Des proches ont parlé à l’ami interpellé en même temps que Gamal Aweida et aux deux autres témoins qui avaient été arrêtés plus tard et placés en garde à vue avec lui. Ces trois hommes ont indiqué que la police avait tenté de les contraindre à témoigner contre Gamal Aweida. Ils ont déclaré que des agents avaient commencé à les battre parce qu’ils avaient nié toute infraction de la part de cet homme ; la police voulait que Gamal Aweida « avoue » et qu’eux témoignent contre lui.

Gamal Aweida a eu une altercation verbale avec le policier responsable parce qu’il l’insultait et maudissait sa religion tout en lui assénant des coups. Il a alors été emmené dans une autre partie du poste de police. Le lendemain matin, quand il a été accompagné aux toilettes, l’un des témoins a vu Gamal Aweida gisant sur le sol d’une salle voisine. Il ignorait s’il était toujours en vie.

Le 19 juillet vers 13 heures, les proches de Gamal Aweida ont appris son décès par un voisin qui se trouvait au poste de police au même moment. Lorsqu’ils ont demandé au poste de police où il se trouvait, on leur a d’abord répondu qu’on s’apprêtait à l’emmener au ministère public pour un interrogatoire. Environ une heure plus tard, on leur a dit qu’il s’était suicidé par pendaison.

Le procureur a ensuite informé la famille que, selon le rapport du médecin-légiste, la cause du décès était « un acte possiblement criminel ayant entraîné un ralentissement important de la circulation sanguine ».

Un membre de la famille de Gamal Aweida a aussi indiqué à Amnesty International qu’il avait vu des ecchymoses sur la partie supérieure de son corps et ses jambes, ce qui tendrait à prouver qu’il a été torturé. Cet homme a aussi émis de sérieux doutes quant aux allégations selon lesquelles Gamal Aweida se serait procuré une corde, étant donné que celui-ci avait été fouillé et que toutes ses affaires avaient été saisies à son arrivée au poste de police.

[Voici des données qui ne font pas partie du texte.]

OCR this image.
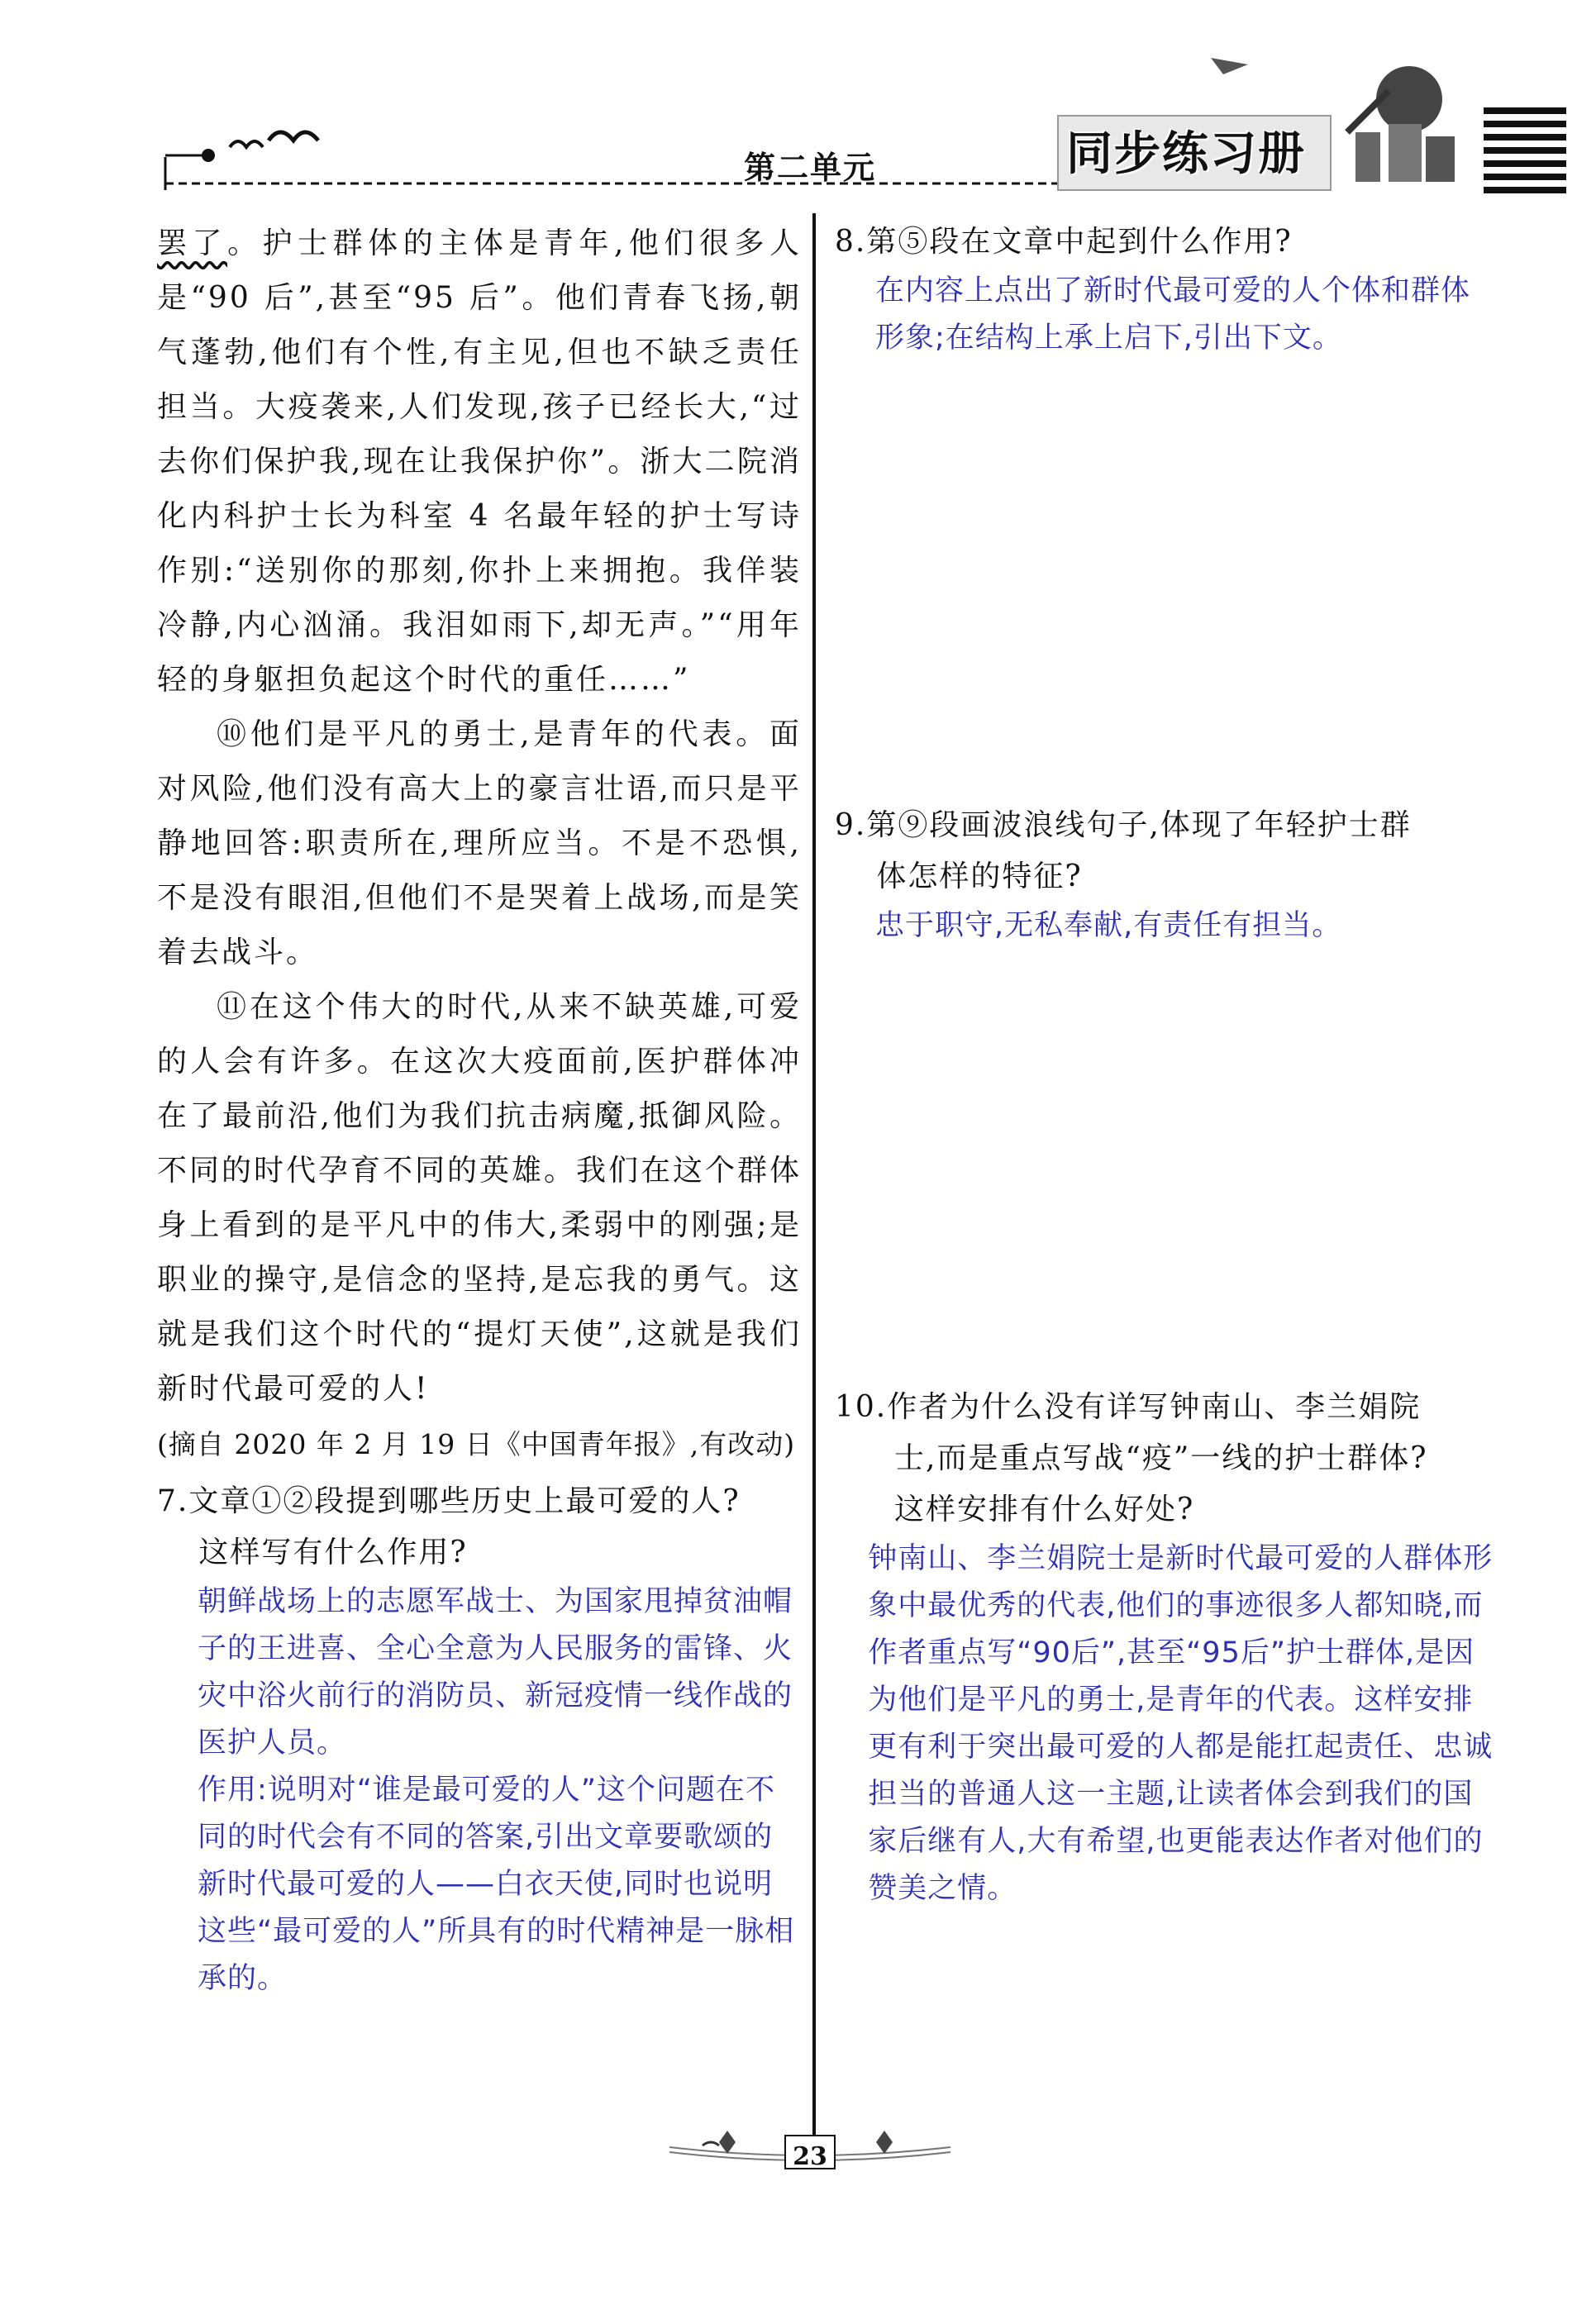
第二单元	同步练习册

罢了。护士群体的主体是青年,他们很多人是“90 后”,甚至“95 后”。他们青春飞扬,朝气蓬勃,他们有个性,有主见,但也不缺乏责任担当。大疫袭来,人们发现,孩子已经长大,“过去你们保护我,现在让我保护你”。浙大二院消化内科护士长为科室 4 名最年轻的护士写诗作别:“送别你的那刻,你扑上来拥抱。我佯装冷静,内心汹涌。我泪如雨下,却无声。”“用年轻的身躯担负起这个时代的重任……”

⑩他们是平凡的勇士,是青年的代表。面对风险,他们没有高大上的豪言壮语,而只是平静地回答:职责所在,理所应当。不是不恐惧,不是没有眼泪,但他们不是哭着上战场,而是笑着去战斗。

⑪在这个伟大的时代,从来不缺英雄,可爱的人会有许多。在这次大疫面前,医护群体冲在了最前沿,他们为我们抗击病魔,抵御风险。不同的时代孕育不同的英雄。我们在这个群体身上看到的是平凡中的伟大,柔弱中的刚强;是职业的操守,是信念的坚持,是忘我的勇气。这就是我们这个时代的“提灯天使”,这就是我们新时代最可爱的人!

(摘自 2020 年 2 月 19 日《中国青年报》,有改动)

7.文章①②段提到哪些历史上最可爱的人?

这样写有什么作用?

朝鲜战场上的志愿军战士、为国家甩掉贫油帽子的王进喜、全心全意为人民服务的雷锋、火灾中浴火前行的消防员、新冠疫情一线作战的医护人员。

作用:说明对“谁是最可爱的人”这个问题在不同的时代会有不同的答案,引出文章要歌颂的新时代最可爱的人——白衣天使,同时也说明这些“最可爱的人”所具有的时代精神是一脉相承的。

8.第⑤段在文章中起到什么作用?

在内容上点出了新时代最可爱的人个体和群体形象;在结构上承上启下,引出下文。

9.第⑨段画波浪线句子,体现了年轻护士群

体怎样的特征?

忠于职守,无私奉献,有责任有担当。

10.作者为什么没有详写钟南山、李兰娟院

士,而是重点写战“疫”一线的护士群体?

这样安排有什么好处?

钟南山、李兰娟院士是新时代最可爱的人群体形象中最优秀的代表,他们的事迹很多人都知晓,而作者重点写“90后”,甚至“95后”护士群体,是因为他们是平凡的勇士,是青年的代表。这样安排更有利于突出最可爱的人都是能扛起责任、忠诚担当的普通人这一主题,让读者体会到我们的国家后继有人,大有希望,也更能表达作者对他们的赞美之情。

23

Le frère de Gamal Aweida a expliqué à Amnesty International : « Gamal avait une bonne situation financière, il était heureux dans sa vie et père de deux enfants, il est absolument impensable qu’il se soit suicidé. Nous voulons obtenir justice en son nom et nous voulons que les personnes responsables de sa mort soient punies. »

Le procureur et la police avaient tenté de faire pression sur la famille afin qu’elle récupère le corps, ce qu’elle avait refusé de faire tant que les causes du décès ne seraient pas connues car l’église n’organiserait pas de prière si le suicide était établi. La famille a reçu le corps jeudi 20 juillet et une cérémonie funéraire a eu lieu dans une église.

Les trois témoins ont été libérés le 19 juillet au soir, après avoir fait des dépositions au sujet du décès devant le ministère public, à l’instar des policiers concernés. Plus tard dans la soirée, ils ont été rappelés au poste de police pour un nouvel interrogatoire, auquel ils ne se sont pas présentés, craignant qu’il ne s’agisse d’une manœuvre pour les contraindre à modifier leur témoignage. Par ailleurs, la famille a déposé une plainte auprès du ministère public pour torture ayant entraîné la mort.